Literacy and access to a public library were very important to Lavinia Goodell. When her sister was living on a farm south of Janesville in the late 1860s, Lavinia was aghast that the city had no public library. She wrote, “I am filled with horror at the idea of you not having any reading.” In 1875, she and other women in the local temperance union (including, perhaps, Eldred’s wife), opened a free reading room on West Milwaukee Street. Libraries were obviously also dear to Eldred’s heart because a week after his death the Janesville Gazette reported that in his will Eldred had left a bequest of $10,000 to build a public library as a memorial to his daughter, Ada Eldred-Sayre. The Gazette reported, “The gift was wholly unexpected … and shows that F.S. Eldred had the best interests of the city at heart and was anxious to leave behind him a lasting monument to the memory of himself and daughter.”
Eldred’s will had been executed in 1898, and he had contemplated that the money be used to build a “detached building, substantially fire-proof.” By the time of Eldred’s death, the City of Janesville had applied to industrialist and philanthropist Andrew Carnegie to obtain funds to build a library. According to the February 27, 1901 Gazette:
Shortly before [Eldred’s] death his attention was called to the fact that an effort was being made to induce Andrew Carnegie to donate something to this city with which to build a library building. He was much pleased with the idea but asked that in case the city received such an appropriation that his bequest should be used in connection with the other, but that a certain portion of the structure be built with his bequest and dedicated to the memory of his daughter.

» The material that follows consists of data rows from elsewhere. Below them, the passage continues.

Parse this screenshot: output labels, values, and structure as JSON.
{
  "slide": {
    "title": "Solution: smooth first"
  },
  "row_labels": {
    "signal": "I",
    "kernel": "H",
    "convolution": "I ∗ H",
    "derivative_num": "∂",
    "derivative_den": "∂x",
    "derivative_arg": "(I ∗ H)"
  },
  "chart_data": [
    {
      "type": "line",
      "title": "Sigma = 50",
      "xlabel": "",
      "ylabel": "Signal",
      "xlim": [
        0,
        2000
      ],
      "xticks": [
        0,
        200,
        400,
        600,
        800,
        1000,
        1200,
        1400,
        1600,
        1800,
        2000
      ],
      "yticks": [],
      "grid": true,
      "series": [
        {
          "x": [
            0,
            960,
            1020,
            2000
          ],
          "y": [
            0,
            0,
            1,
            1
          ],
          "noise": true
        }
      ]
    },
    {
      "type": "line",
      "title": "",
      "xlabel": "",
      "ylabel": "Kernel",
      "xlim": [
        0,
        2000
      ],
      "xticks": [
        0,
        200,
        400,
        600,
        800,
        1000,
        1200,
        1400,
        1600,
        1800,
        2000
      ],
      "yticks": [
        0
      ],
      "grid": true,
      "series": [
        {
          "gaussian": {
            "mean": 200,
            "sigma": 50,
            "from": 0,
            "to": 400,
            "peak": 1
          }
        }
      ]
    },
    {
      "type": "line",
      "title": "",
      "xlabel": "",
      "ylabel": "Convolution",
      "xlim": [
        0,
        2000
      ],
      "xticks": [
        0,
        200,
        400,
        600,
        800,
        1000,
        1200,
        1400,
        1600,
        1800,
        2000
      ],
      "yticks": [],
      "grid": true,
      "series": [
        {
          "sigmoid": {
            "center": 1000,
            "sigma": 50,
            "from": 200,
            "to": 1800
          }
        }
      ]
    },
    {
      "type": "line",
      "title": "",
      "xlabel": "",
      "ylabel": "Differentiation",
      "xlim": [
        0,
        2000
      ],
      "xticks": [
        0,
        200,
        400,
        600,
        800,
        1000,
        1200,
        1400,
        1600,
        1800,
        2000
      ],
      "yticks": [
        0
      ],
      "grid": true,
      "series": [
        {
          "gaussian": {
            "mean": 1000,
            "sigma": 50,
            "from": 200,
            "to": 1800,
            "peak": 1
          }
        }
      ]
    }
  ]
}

Carnegie provided $30,000 toward the construction. By June 1901 plans for the new building on South Main Street were revealed. The Gazette said it was “to be first building of classic architecture in the city.” Cullen Brothers was awarded the $35,000 contract for the project. The new library opened in 1903. Carnegie’s name was carved above the main entrance, with the words “Eldred Memorial” on one side and the inscription “Free to the people” on the other side.

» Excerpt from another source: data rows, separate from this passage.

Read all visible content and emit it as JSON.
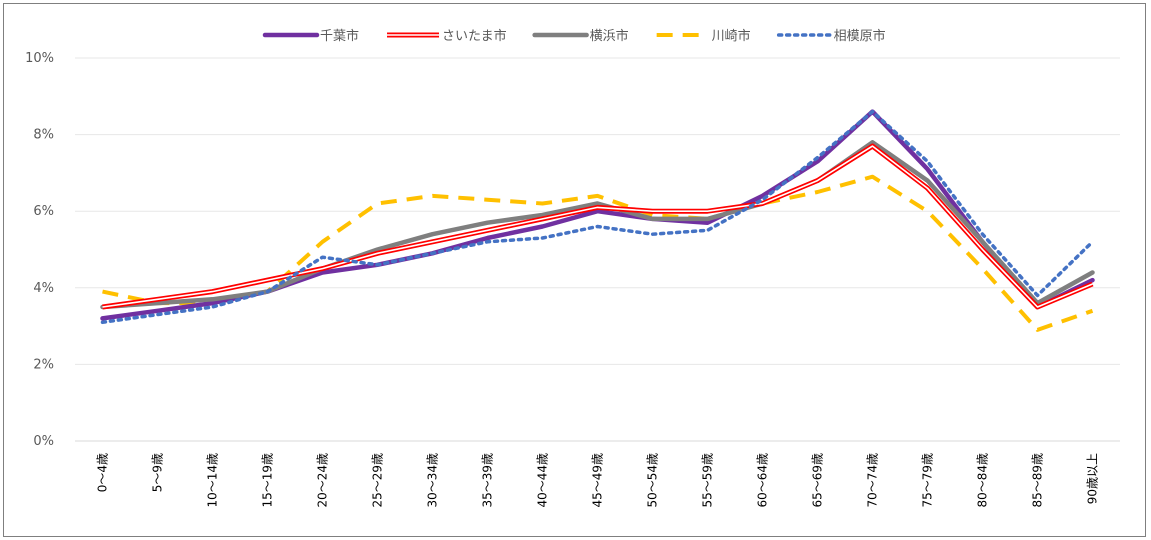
{
  "chart_data": {
    "type": "line",
    "title": "",
    "xlabel": "",
    "ylabel": "",
    "ylim": [
      0,
      10
    ],
    "yticks": [
      "0%",
      "2%",
      "4%",
      "6%",
      "8%",
      "10%"
    ],
    "grid": true,
    "legend_position": "top-center",
    "categories": [
      "0～4歳",
      "5～9歳",
      "10～14歳",
      "15～19歳",
      "20～24歳",
      "25～29歳",
      "30～34歳",
      "35～39歳",
      "40～44歳",
      "45～49歳",
      "50～54歳",
      "55～59歳",
      "60～64歳",
      "65～69歳",
      "70～74歳",
      "75～79歳",
      "80～84歳",
      "85～89歳",
      "90歳以上"
    ],
    "series": [
      {
        "name": "千葉市",
        "color": "#7030a0",
        "style": "solid-thick",
        "values": [
          3.2,
          3.4,
          3.6,
          3.9,
          4.4,
          4.6,
          4.9,
          5.3,
          5.6,
          6.0,
          5.8,
          5.7,
          6.4,
          7.3,
          8.6,
          7.1,
          5.2,
          3.5,
          4.2
        ]
      },
      {
        "name": "さいたま市",
        "color": "#ff0000",
        "style": "double",
        "values": [
          3.5,
          3.7,
          3.9,
          4.2,
          4.5,
          4.9,
          5.2,
          5.5,
          5.8,
          6.1,
          6.0,
          6.0,
          6.2,
          6.8,
          7.7,
          6.6,
          5.0,
          3.5,
          4.1
        ]
      },
      {
        "name": "横浜市",
        "color": "#7f7f7f",
        "style": "solid-thick",
        "values": [
          3.5,
          3.6,
          3.7,
          3.9,
          4.5,
          5.0,
          5.4,
          5.7,
          5.9,
          6.2,
          5.8,
          5.8,
          6.2,
          6.8,
          7.8,
          6.8,
          5.2,
          3.6,
          4.4
        ]
      },
      {
        "name": "川崎市",
        "color": "#ffc000",
        "style": "dashed",
        "values": [
          3.9,
          3.6,
          3.6,
          3.9,
          5.2,
          6.2,
          6.4,
          6.3,
          6.2,
          6.4,
          5.9,
          5.8,
          6.2,
          6.5,
          6.9,
          6.0,
          4.5,
          2.9,
          3.4
        ]
      },
      {
        "name": "相模原市",
        "color": "#4472c4",
        "style": "dotted",
        "values": [
          3.1,
          3.3,
          3.5,
          3.9,
          4.8,
          4.6,
          4.9,
          5.2,
          5.3,
          5.6,
          5.4,
          5.5,
          6.3,
          7.4,
          8.6,
          7.3,
          5.4,
          3.8,
          5.2
        ]
      }
    ]
  }
}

At his request, Eldred’s bequest was used for the library’s children’s room, in honor of his daughter Ada. The building was used as a library until 1968 and since then has been used as a senior center. It was added to the National Register of Historic Places in 1981. Although Lavinia Goodell did not live to see the library built, there is no doubt that she would have applauded her old friend for his generosity in helping it come to fruition. There is also no doubt that she would be delighted with the current, modern Hedberg Public Library.
Sources consulted: Lavinia Goodell’s diaries; Lavinia Goodell’s letters to Maria Frost (March 10, 1867; June 30, 1874;) Janesville Gazette (February 19, 1901; February 21, 1901; February 27, 1901; March 9, 1901; June 6, 1901; March 20, 1902; June 15 1903); Will of Frederick Starr Eldred (available on ancestry.com). Photo of Carnegie Library from Wisconsin Library Heritage Center. Thank you to the Hedberg Public Library for their assistance in researching this post.
Excellent read ! Thank you Nancy Kopp and Collen Ball for this walk through history. Thank you for writing women into history.